DUP leader Arlene Foster quits Stormont talks with Sinn Féin

Former first minister will return to powersharing negotiations on Wednesday morning

Sinn Féin negotiator Gerry Kelly seen in the party’s offices at Stormont, Belfast.  Photograph: PA.

Sinn Féin negotiator Gerry Kelly seen in the party’s offices at Stormont, Belfast. Photograph: PA.


A further round of negotiations between the DUP and Sinn Féin broke up on Tuesday night without any agreement on how to restore the Northern Executive and Assembly.

DUP and Sinn Féin talks teams led respectively by Arlene Foster and Gerry Adams remained locked in negotiations throughout much of Tuesday but by 8pm those negotiations petered out without agreement.

DUP leader Ms Foster quit the talks at Parliament Buildings, Stormont around 7pm, according to sources. Sinn Féin negotiators and a number of the DUP talks team remained at Stormont until about 8pm when the main negotiations ended for the day without any sign of significant movement.

The talks are expected to resume at Stormont on Wednesday, added the sources, as the parties try to find an accommodation to restore the Stormont powersharing institutions.

Ms Foster is due back at Stormont on Wednesday morning.

Sinn Féin has insisted that any move to introduce a budget for Northern Ireland through Westminster would collapse the current round of negotiations to restore the Northern Executive and Assembly.

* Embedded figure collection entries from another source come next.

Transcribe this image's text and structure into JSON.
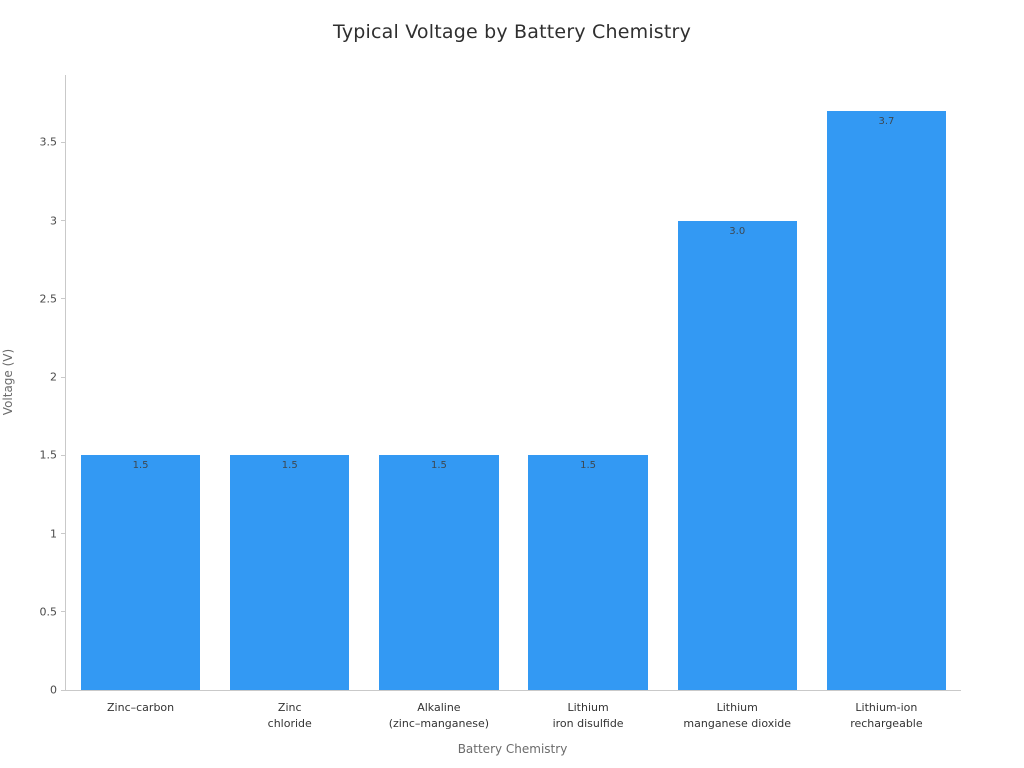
{
  "colors": {
    "bar": "#3399f3",
    "axis": "#c9c9c9",
    "title_text": "#2f2f2f",
    "value_label_text": "#3d4852"
  },
  "chart_data": {
    "type": "bar",
    "title": "Typical Voltage by Battery Chemistry",
    "xlabel": "Battery Chemistry",
    "ylabel": "Voltage (V)",
    "categories": [
      "Zinc–carbon",
      "Zinc\nchloride",
      "Alkaline\n(zinc–manganese)",
      "Lithium\niron disulfide",
      "Lithium\nmanganese dioxide",
      "Lithium-ion\nrechargeable"
    ],
    "values": [
      1.5,
      1.5,
      1.5,
      1.5,
      3.0,
      3.7
    ],
    "value_labels": [
      "1.5",
      "1.5",
      "1.5",
      "1.5",
      "3.0",
      "3.7"
    ],
    "ylim": [
      0,
      3.93
    ],
    "yticks": [
      0,
      0.5,
      1,
      1.5,
      2,
      2.5,
      3,
      3.5
    ],
    "ytick_labels": [
      "0",
      "0.5",
      "1",
      "1.5",
      "2",
      "2.5",
      "3",
      "3.5"
    ],
    "grid": false,
    "legend": "none",
    "bar_width_fraction": 0.8
  }
}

Northern Secretary James Brokenshire is this week due to outline to the House of Commons whether he believes the parties can strike a deal or whether these negotiations have failed and he therefore must begin preparing a budget from Westminster.

On Tuesday however senior Sinn Féin negotiator Conor Murphy warned any attempt by Mr Brokenshire to bring in a budget for the North though Westminster would crash these talks.

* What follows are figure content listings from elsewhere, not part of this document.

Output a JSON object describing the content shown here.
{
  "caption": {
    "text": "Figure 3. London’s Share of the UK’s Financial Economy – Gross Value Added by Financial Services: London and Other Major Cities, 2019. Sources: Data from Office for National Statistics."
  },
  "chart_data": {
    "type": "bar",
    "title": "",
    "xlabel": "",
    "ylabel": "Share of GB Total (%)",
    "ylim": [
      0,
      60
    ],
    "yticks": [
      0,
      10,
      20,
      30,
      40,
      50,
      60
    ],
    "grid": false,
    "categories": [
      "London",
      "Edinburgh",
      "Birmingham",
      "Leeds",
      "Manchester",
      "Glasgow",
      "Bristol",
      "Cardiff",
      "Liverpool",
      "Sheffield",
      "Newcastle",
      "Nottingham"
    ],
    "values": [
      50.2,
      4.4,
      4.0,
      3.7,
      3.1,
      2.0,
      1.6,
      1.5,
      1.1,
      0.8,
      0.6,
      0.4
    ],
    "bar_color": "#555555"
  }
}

“We have made it clear that if a British Secretary of State stands in the House of Commons to move a budget then that is a clear statement that this phase of the talks process has failed,” he said.

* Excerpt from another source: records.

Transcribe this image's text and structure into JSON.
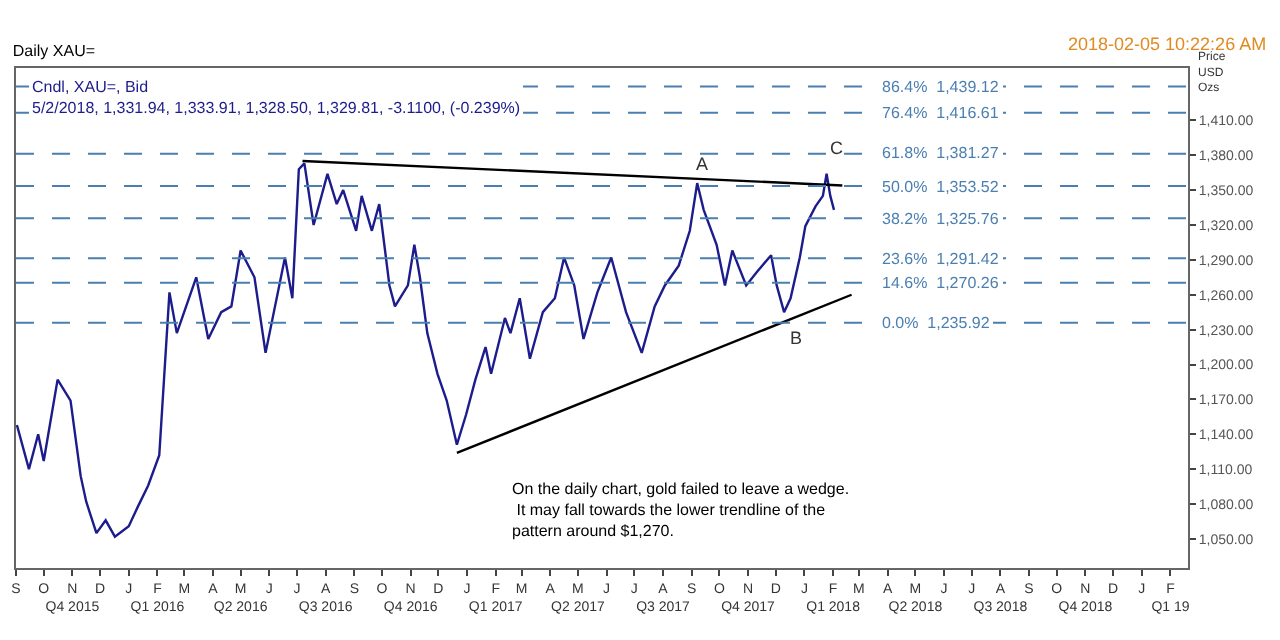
{
  "chart_data": {
    "type": "line",
    "title": "Daily XAU=",
    "subtitle": "Cndl, XAU=, Bid\n5/2/2018, 1,331.94, 1,333.91, 1,328.50, 1,329.81, -3.1100, (-0.239%)",
    "ylabel": "Price\nUSD\nOzs",
    "annotations": [
      "2018-02-05 10:22:26 AM",
      "A",
      "B",
      "C",
      "On the daily chart, gold failed to leave a wedge.\n It may fall towards the lower trendline of the\npattern around $1,270."
    ],
    "series": [
      {
        "color": "#1c1c8c",
        "x": [
          "2015-09-02",
          "2015-09-15",
          "2015-09-25",
          "2015-10-01",
          "2015-10-16",
          "2015-10-30",
          "2015-11-10",
          "2015-11-16",
          "2015-11-27",
          "2015-12-07",
          "2015-12-17",
          "2016-01-01",
          "2016-01-11",
          "2016-01-22",
          "2016-02-03",
          "2016-02-14",
          "2016-02-22",
          "2016-03-14",
          "2016-03-27",
          "2016-04-10",
          "2016-04-21",
          "2016-05-01",
          "2016-05-16",
          "2016-05-28",
          "2016-06-18",
          "2016-06-26",
          "2016-07-03",
          "2016-07-09",
          "2016-07-19",
          "2016-08-03",
          "2016-08-13",
          "2016-08-20",
          "2016-09-03",
          "2016-09-09",
          "2016-09-20",
          "2016-09-28",
          "2016-10-09",
          "2016-10-15",
          "2016-10-29",
          "2016-11-05",
          "2016-11-11",
          "2016-11-19",
          "2016-11-30",
          "2016-12-10",
          "2016-12-21",
          "2016-12-31",
          "2017-01-10",
          "2017-01-21",
          "2017-01-27",
          "2017-02-11",
          "2017-02-17",
          "2017-02-27",
          "2017-03-10",
          "2017-03-24",
          "2017-04-06",
          "2017-04-16",
          "2017-04-27",
          "2017-05-07",
          "2017-05-22",
          "2017-06-06",
          "2017-06-22",
          "2017-07-09",
          "2017-07-23",
          "2017-08-03",
          "2017-08-18",
          "2017-08-30",
          "2017-09-07",
          "2017-09-14",
          "2017-09-28",
          "2017-10-07",
          "2017-10-15",
          "2017-10-30",
          "2017-11-11",
          "2017-11-26",
          "2017-12-02",
          "2017-12-10",
          "2017-12-17",
          "2017-12-27",
          "2018-01-02",
          "2018-01-13",
          "2018-01-21",
          "2018-01-25",
          "2018-01-29",
          "2018-02-02"
        ],
        "values": [
          1148,
          1110,
          1140,
          1117,
          1187,
          1169,
          1104,
          1082,
          1055,
          1066,
          1052,
          1061,
          1078,
          1096,
          1122,
          1262,
          1227,
          1275,
          1222,
          1245,
          1250,
          1298,
          1275,
          1210,
          1292,
          1257,
          1368,
          1373,
          1320,
          1364,
          1338,
          1350,
          1315,
          1345,
          1315,
          1338,
          1268,
          1250,
          1268,
          1303,
          1275,
          1227,
          1192,
          1169,
          1131,
          1157,
          1187,
          1215,
          1192,
          1240,
          1227,
          1257,
          1205,
          1245,
          1257,
          1292,
          1268,
          1222,
          1262,
          1292,
          1245,
          1210,
          1250,
          1268,
          1285,
          1315,
          1356,
          1333,
          1303,
          1268,
          1298,
          1268,
          1280,
          1294,
          1268,
          1245,
          1257,
          1292,
          1319,
          1336,
          1345,
          1364,
          1345,
          1333
        ]
      },
      {
        "color": "#000000",
        "x": [
          "2016-07-07",
          "2018-02-11"
        ],
        "values": [
          1375,
          1354
        ]
      },
      {
        "color": "#000000",
        "x": [
          "2016-12-21",
          "2018-02-21"
        ],
        "values": [
          1124,
          1260
        ]
      }
    ],
    "ref_lines": [
      {
        "axis": "y",
        "value": 1439.12,
        "label": "86.4%  1,439.12",
        "color": "#4a7fb0",
        "line_style": "dashed"
      },
      {
        "axis": "y",
        "value": 1416.61,
        "label": "76.4%  1,416.61",
        "color": "#4a7fb0",
        "line_style": "dashed"
      },
      {
        "axis": "y",
        "value": 1381.27,
        "label": "61.8%  1,381.27",
        "color": "#4a7fb0",
        "line_style": "dashed"
      },
      {
        "axis": "y",
        "value": 1353.52,
        "label": "50.0%  1,353.52",
        "color": "#4a7fb0",
        "line_style": "dashed"
      },
      {
        "axis": "y",
        "value": 1325.76,
        "label": "38.2%  1,325.76",
        "color": "#4a7fb0",
        "line_style": "dashed"
      },
      {
        "axis": "y",
        "value": 1291.42,
        "label": "23.6%  1,291.42",
        "color": "#4a7fb0",
        "line_style": "dashed"
      },
      {
        "axis": "y",
        "value": 1270.26,
        "label": "14.6%  1,270.26",
        "color": "#4a7fb0",
        "line_style": "dashed"
      },
      {
        "axis": "y",
        "value": 1235.92,
        "label": "0.0%  1,235.92",
        "color": "#4a7fb0",
        "line_style": "dashed"
      }
    ],
    "xlim": [
      "2015-09-01",
      "2019-02-20"
    ],
    "xticks": [
      {
        "value": "2015-09-01",
        "label": "S"
      },
      {
        "value": "2015-10-01",
        "label": "O"
      },
      {
        "value": "2015-11-01",
        "label": "N\nQ4 2015"
      },
      {
        "value": "2015-12-01",
        "label": "D"
      },
      {
        "value": "2016-01-01",
        "label": "J"
      },
      {
        "value": "2016-02-01",
        "label": "F\nQ1 2016"
      },
      {
        "value": "2016-03-01",
        "label": "M"
      },
      {
        "value": "2016-04-01",
        "label": "A"
      },
      {
        "value": "2016-05-01",
        "label": "M\nQ2 2016"
      },
      {
        "value": "2016-06-01",
        "label": "J"
      },
      {
        "value": "2016-07-01",
        "label": "J"
      },
      {
        "value": "2016-08-01",
        "label": "A\nQ3 2016"
      },
      {
        "value": "2016-09-01",
        "label": "S"
      },
      {
        "value": "2016-10-01",
        "label": "O"
      },
      {
        "value": "2016-11-01",
        "label": "N\nQ4 2016"
      },
      {
        "value": "2016-12-01",
        "label": "D"
      },
      {
        "value": "2017-01-01",
        "label": "J"
      },
      {
        "value": "2017-02-01",
        "label": "F\nQ1 2017"
      },
      {
        "value": "2017-03-01",
        "label": "M"
      },
      {
        "value": "2017-04-01",
        "label": "A"
      },
      {
        "value": "2017-05-01",
        "label": "M\nQ2 2017"
      },
      {
        "value": "2017-06-01",
        "label": "J"
      },
      {
        "value": "2017-07-01",
        "label": "J"
      },
      {
        "value": "2017-08-01",
        "label": "A\nQ3 2017"
      },
      {
        "value": "2017-09-01",
        "label": "S"
      },
      {
        "value": "2017-10-01",
        "label": "O"
      },
      {
        "value": "2017-11-01",
        "label": "N\nQ4 2017"
      },
      {
        "value": "2017-12-01",
        "label": "D"
      },
      {
        "value": "2018-01-01",
        "label": "J"
      },
      {
        "value": "2018-02-01",
        "label": "F\nQ1 2018"
      },
      {
        "value": "2018-03-01",
        "label": "M"
      },
      {
        "value": "2018-04-01",
        "label": "A"
      },
      {
        "value": "2018-05-01",
        "label": "M\nQ2 2018"
      },
      {
        "value": "2018-06-01",
        "label": "J"
      },
      {
        "value": "2018-07-01",
        "label": "J"
      },
      {
        "value": "2018-08-01",
        "label": "A\nQ3 2018"
      },
      {
        "value": "2018-09-01",
        "label": "S"
      },
      {
        "value": "2018-10-01",
        "label": "O"
      },
      {
        "value": "2018-11-01",
        "label": "N\nQ4 2018"
      },
      {
        "value": "2018-12-01",
        "label": "D"
      },
      {
        "value": "2019-01-01",
        "label": "J"
      },
      {
        "value": "2019-02-01",
        "label": "F\nQ1 19"
      }
    ],
    "ylim": [
      1025,
      1455
    ],
    "yticks": [
      {
        "value": 1050,
        "label": "1,050.00"
      },
      {
        "value": 1080,
        "label": "1,080.00"
      },
      {
        "value": 1110,
        "label": "1,110.00"
      },
      {
        "value": 1140,
        "label": "1,140.00"
      },
      {
        "value": 1170,
        "label": "1,170.00"
      },
      {
        "value": 1200,
        "label": "1,200.00"
      },
      {
        "value": 1230,
        "label": "1,230.00"
      },
      {
        "value": 1260,
        "label": "1,260.00"
      },
      {
        "value": 1290,
        "label": "1,290.00"
      },
      {
        "value": 1320,
        "label": "1,320.00"
      },
      {
        "value": 1350,
        "label": "1,350.00"
      },
      {
        "value": 1380,
        "label": "1,380.00"
      },
      {
        "value": 1410,
        "label": "1,410.00"
      }
    ]
  }
}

‘Beginning of direct rule’

SDLP Assembly member Nichola Mallon said she understood the legislation to introduce a budget would begin on November 13th in the House of Commons. Were that to happen it would mark “the beginning of direct rule” from Westminster, she said.

Ms Mallon called on the DUP and Sinn Féin to “come clean” and publish the papers they have been exchanging so that the public could determine “who is holding up progress here”.

“It couldn’t be more critical. Once you have a Westminster government preparing a budget . . . then you are looking at the beginning of direct rule, and that is a dark, dark day for every single person living here,” she said.

In recent weeks the DUP and Sinn Féin had got close to a deal but could not get it over the line.

The two parties have been bogged down over a number of issues including same sex marriage, dealing with the past and holding inquests into past killings of the Troubles. The main issue blocking a deal is over the Irish language with Sinn Féin seeking a free-standing Irish language act and the DUP insisting language legislation must also embrace Ulster Scots and other “cultural” matters.

One talks source said on Tuesday night that there had been “no real progress on rights issues”.

Asked was a stand-alone Irish language act still the bottom line for Sinn Féin endorsing a deal Newry and Armagh MLA Mr Murphy replied that he did not want “to get into the detail of the negotiations”.

“This is a very key time in relation to those and I want to make sure that we protect the ability to try and reach an agreement,” he said.

Mr Murphy acknowledged that there was a “credibility” concern if the talks continued to drag on. “We are very conscious of the credibility issue for these negotiations,” he said.

The Minister for Foreign Affairs Simon Coveney has been at Stormont over Monday and Tuesday. In a tweet he said that everyone was “working hard to get a deal across the line”.

Mr Brokenshire had set midnight on Monday as the deadline for an agreement. However late on Monday night he extended the deadline to allow more negotiations on Tuesday, stating that “further progress” was made on Monday.

He also disclosed that the DUP and Sinn Féin had made certain “additional requests” which the British government is now considering.

This was interpreted as the DUP and Sinn Féin seeking more money for the Northern Executive on top of the £1 billion that the DUP extracted from the Conservatives to prop up Theresa May’s government.

This raised a certain level of hope that the talks could yet succeed as a pattern of the many previous sets of crucial talks was for parties to present an additional “shopping list” of demands close to the conclusion of negotiations.

Mr Brokenshire did not provide details of what the DUP and Sinn Féin are seeking. It is understood that part of Sinn Féin’s request is for up to £150 million to deal with outstanding Troubles-related inquests.